Parlons de joint venture, ensuite. Malgré la difficulté, pour les Français, de prononcer cette expression (parfois abrégée en venture), malgré son imprécision reconnue, on n'a pas écouté le C.L.E.C. lorsqu'il parlait de co­entreprise, mot pourtant parfait. Nul ne sait pourquoi, mais il doit y avoir du snobisme là­dessous. Échec également pour leader, manager, etc. Et l'on constate, bien sûr, que les échecs portent surtout sur des mots qui dépassent largement le cadre de la S.N.C.F.

Quelque intéressante qu'elle soit, cette bataille pour la néologie n'est pas la plus importante des actions du C.L.E.C. en faveur de la langue. Il y a aussi les conseils aux revues d'entreprise, les conseils téléphoniques à ceux qui sont en peine de choisir ou traduire tel ou tel mot, les corrections a priori ou a posteriori dans certains documents ou instructions ; les interventions en réunion pour corriger tel mot ou telle expression... Autant de choses qui exigent que l'on s'adapte aux auditoires, aux circonstances et, pourquoi ne pas le dire ? aux rapports hiérarchiques ; il vaut bien mieux reprendre une discussion en aparté que de vexer quelqu'un en public.

Le travail lexical de la S.N.C.F. fit aussi l'objet de l'attention du C.L.E.C. Dans les grandes entreprises, on a besoin que tout le monde utilise les mêmes mots pour désigner les mêmes choses. D'où la nécessité de rédiger un dictionnaire du vocabulaire de l'entreprise. Une commission fut créée à cet effet, et le C.L.E.C. s'est toujours débrouillé pour y être. Combien d'anglicismes ont ainsi été boutés hors de la S.N.C.F., comme « business plan », « freeway » et « freightway », « crash test », « tour operating », « supply chain », « assessment system », « benchmar­king », « teasing »... Autant de mots qui furent autant de batailles.

Là-dessus, la loi Toubon est arrivée, en 1994, avec son cortège d'insuffisances. Le Conseil constitutionnel a, en effet, émasculé le texte initial en annulant l'obligation générale d'utiliser les termes créés par les commissions ministérielles de terminologie, rebaptisées pour la circonstance. Dès lors l'anglomanie ambiante s'est développée, à laquelle n'échappa pas la S.N.C.F. Et les défenseurs de la langue française ne purent plus soigner une blessure de plus en plus béante.

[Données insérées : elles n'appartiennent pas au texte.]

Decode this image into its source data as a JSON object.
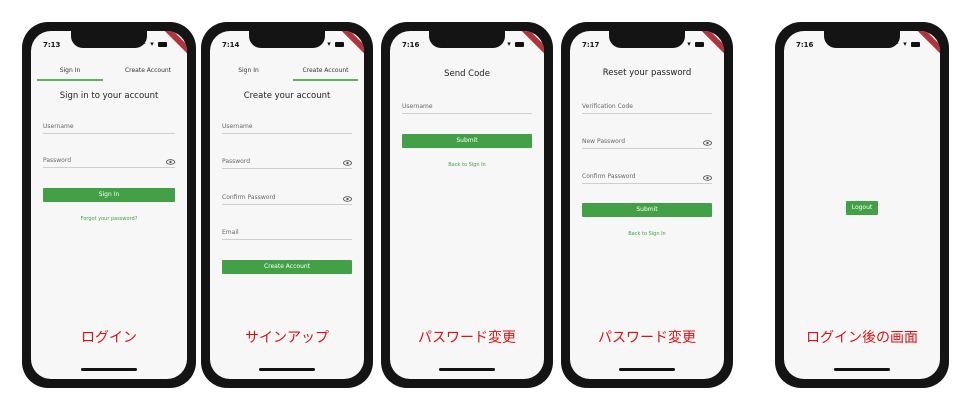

Certes, il y eut encore des succès. Le C.L.E.C. a réussi à éviter que les trains de nuit entre Paris et les Alpes s'appellent, l'hiver, Night & Ski. Il a obtenu que la première classe de luxe des T.G.V méditernéens s'appelle Premium au lieu de Business Class. Il a obtenu que les lettres de rappel de facture destinées aux clients luxembourgeois de fret soient à nouveau faites en français, au lieu de l'anglais. Il a empêché que, lors d'une restructuration, on appelle certains services de la direction du Fret « business unit » et « customer service ». Il a pu donner son avis -et il a été écouté - pour la rédaction du manuel des règles de composition des noms de gare. Il est parvenu à empêcher qu'un sous-traitant enseigne un nouveau logiciel avec des supports rédigés en anglais. Il a participé à l'élaboration du décret n° 98-563 qui définit les règles d'utilisation des langues dans les transports internationaux. Il a obtenu que soit à peu près appliquée la circulaire du 6 mars 1999 sur l'emploi du français dans les systèmes d'information et de communication des administrations et établissements publics de l'État. Il a évité que se propagent les termes anglais utilisés dans la note d'orientation sur l'usage d'internet.

Mais aujourd'hui, le C.L.E.C. sent bien sa faiblesse. D'autant que des logiques nouvelles s'installent inexorablement l'Union internationale des chemins de fer, faute de moyens, en est réduite à ne plus traduire tous ses travaux dans ses trois langues de travail (français, allemand, anglais) ; les chemins de fer, confrontés à de nouvelles obligations économiques, font appel à des consultants qui, émanant souvent de sociétés américaines comme Mercer, Gemini Consulting ou Hay Management, travaillent en anglais ; les systèmes informatiques sont de plus en plus souvent conçus à l'échelle de l'Europe, et cette échelle-là s'écrit, hélas ! en anglais... Et l'on sent bien qu'il n'y a plus qu'une volonté politique pour défendre la langue française. Mais il n'y a pas de volonté politique et, dans ces conditions, le C.L.E.C. se demande parfois pourquoi il il s'obstine dans son combat.